Крутой обрывистый склон начинался почти под ногами, сразу за узким, двоим не разойтись, карнизом. По правую руку невдалеке грохотал, скакал, рушился по обрывам бешеный горный поток , волоча песок и камни и исходя паром и брызгами. На глубине ярдов ста от того места, где они стояли, поток впадал то ли в озеро, то ли в болото, тоже курившееся паром. От испарений видимость была никакая, но вдалеке, на невидимом противоположном берегу, возгорались и гасли два багровых огня, окрашивая весь туман в тусклый багрово-розовый цвет. На скалах горели серо-синие огни, и от сочетания багрово-розового тумана и ни черта не освещающих серных языков мгновенно начала болеть голова и заныли глазные яблоки. И это если не брать во внимание сильнейшую серную вонь и затхлый горячий смрад, поднимающийся от болота. Гермиона почувствовала, как у неё на макушке завозился демон, стараясь, видимо, зарыться поглубже ей в волосы. Она зажмурилась, развернулась и ощупью вошла обратно в тоннель. Малфой последовал за ней.
— Как мы пойдём, непонятно, — сказала Гермиона, усевшись на круглый валун спиной ко входу, — не топать же по болоту с завязанными глазами.

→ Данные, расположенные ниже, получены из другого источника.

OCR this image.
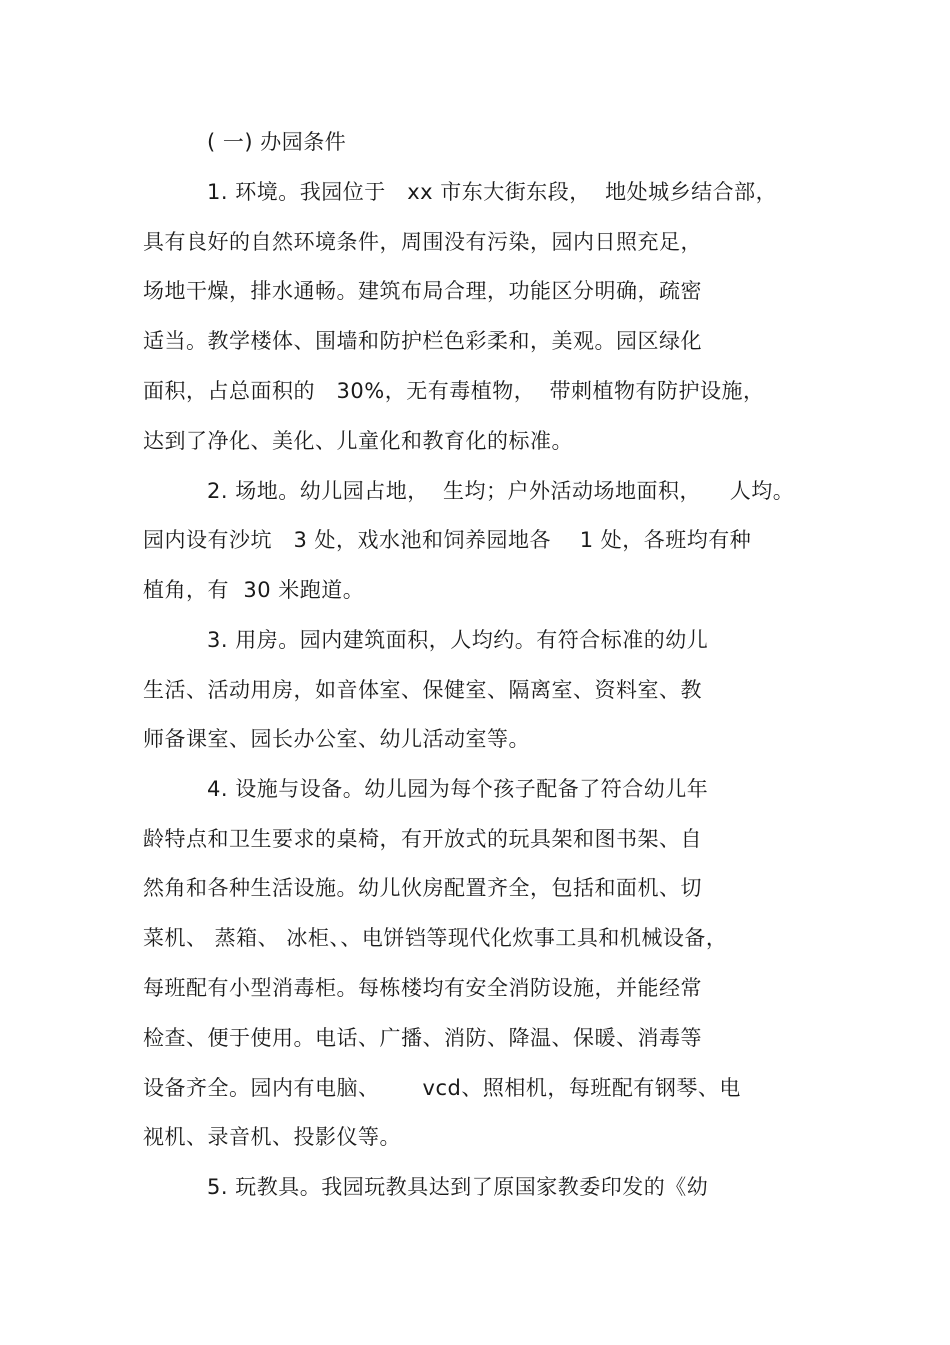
( 一) 办园条件
1. 环境。我园位于   xx 市东大街东段，  地处城乡结合部，
具有良好的自然环境条件，周围没有污染，园内日照充足，
场地干燥，排水通畅。建筑布局合理，功能区分明确，疏密
适当。教学楼体、围墙和防护栏色彩柔和，美观。园区绿化
面积，占总面积的   30%，无有毒植物，  带刺植物有防护设施，
达到了净化、美化、儿童化和教育化的标准。
2. 场地。幼儿园占地，  生均；户外活动场地面积，    人均。
园内设有沙坑   3 处，戏水池和饲养园地各    1 处，各班均有种
植角，有  30 米跑道。
3. 用房。园内建筑面积，人均约。有符合标准的幼儿
生活、活动用房，如音体室、保健室、隔离室、资料室、教
师备课室、园长办公室、幼儿活动室等。
4. 设施与设备。幼儿园为每个孩子配备了符合幼儿年
龄特点和卫生要求的桌椅，有开放式的玩具架和图书架、自
然角和各种生活设施。幼儿伙房配置齐全，包括和面机、切
菜机、 蒸箱、 冰柜、、电饼铛等现代化炊事工具和机械设备，
每班配有小型消毒柜。每栋楼均有安全消防设施，并能经常
检查、便于使用。电话、广播、消防、降温、保暖、消毒等
设备齐全。园内有电脑、      vcd、照相机，每班配有钢琴、电
视机、录音机、投影仪等。
5. 玩教具。我园玩教具达到了原国家教委印发的《幼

— Кот твой нас проведёт, — хмыкнул Малфой, — он остался там, осматривается. Ему, похоже, здешние световые эффекты нипочём.
— Он же кот, — сказала Гермиона, — он вообще красных тонов не видит.

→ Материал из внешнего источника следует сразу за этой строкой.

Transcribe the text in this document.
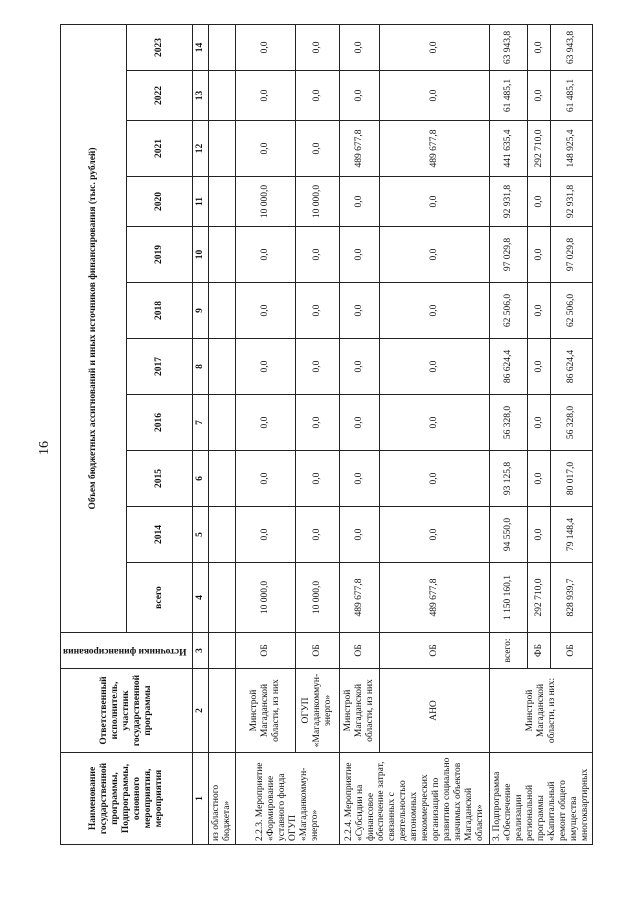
16
Наименование государственной программы, Подпрограммы, основного мероприятия, мероприятия	Ответственный исполнитель, участник государственной программы	Источники финансирования	Объем бюджетных ассигнований и иных источников финансирования (тыс. рублей)										
			всего	2014	2015	2016	2017	2018	2019	2020	2021	2022	2023
1	2	3	4	5	6	7	8	9	10	11	12	13	14
из областного бюджета»													
2.2.3. Мероприятие «Формирование уставного фонда ОГУП «Магаданкоммун-энерго»	Минстрой Магаданской области, из них	ОБ	10 000,0	0,0	0,0	0,0	0,0	0,0	0,0	10 000,0	0,0	0,0	0,0
	ОГУП «Магаданкоммун-энерго»	ОБ	10 000,0	0,0	0,0	0,0	0,0	0,0	0,0	10 000,0	0,0	0,0	0,0
2.2.4. Мероприятие «Субсидии на финансовое обеспечение затрат, связанных с деятельностью автономных некоммерческих организаций по развитию социально значимых объектов Магаданской области»	Минстрой Магаданской области, из них	ОБ	489 677,8	0,0	0,0	0,0	0,0	0,0	0,0	0,0	489 677,8	0,0	0,0
	АНО	ОБ	489 677,8	0,0	0,0	0,0	0,0	0,0	0,0	0,0	489 677,8	0,0	0,0
3. Подпрограмма «Обеспечение реализации региональной программы «Капитальный ремонт общего имущества многоквартирных	Минстрой Магаданской области, из них:	всего:	1 150 160,1	94 550,0	93 125,8	56 328,0	86 624,4	62 506,0	97 029,8	92 931,8	441 635,4	61 485,1	63 943,8
		ФБ	292 710,0	0,0	0,0	0,0	0,0	0,0	0,0	0,0	292 710,0	0,0	0,0
		ОБ	828 939,7	79 148,4	80 017,0	56 328,0	86 624,4	62 506,0	97 029,8	92 931,8	148 925,4	61 485,1	63 943,8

— Так что же, он не знает, что он рыжий? — удивился Малфой.
Гермиона подумала и ухмыльнулась
— Наверное, не знает, — согласилась она, — может быть, он думает, что он зелёный? Или синий.
— Потрясающе, — мечтательно сказал Малфой, — синий кот. И синие Уизли — все, от мала до велика. И так будет со всеми предателями крови — они все посинеют, рано или поздно…
— Заговариваешься, враг мой.
— Это от усталости и голода. Потому что ты меня не кормишь и спать не укладываешь. Только и знаешь, что верхом ездить…
В тоннель, пошатываясь, вошёл Живоглот, лёг и закрыл глаза передними лапами.
— Всё, — решительно сказал Малфой, — воля ваша, мистрис Гермиона, а мы с этим рыжим-синим дальше не пойдём, пока не отдохнём.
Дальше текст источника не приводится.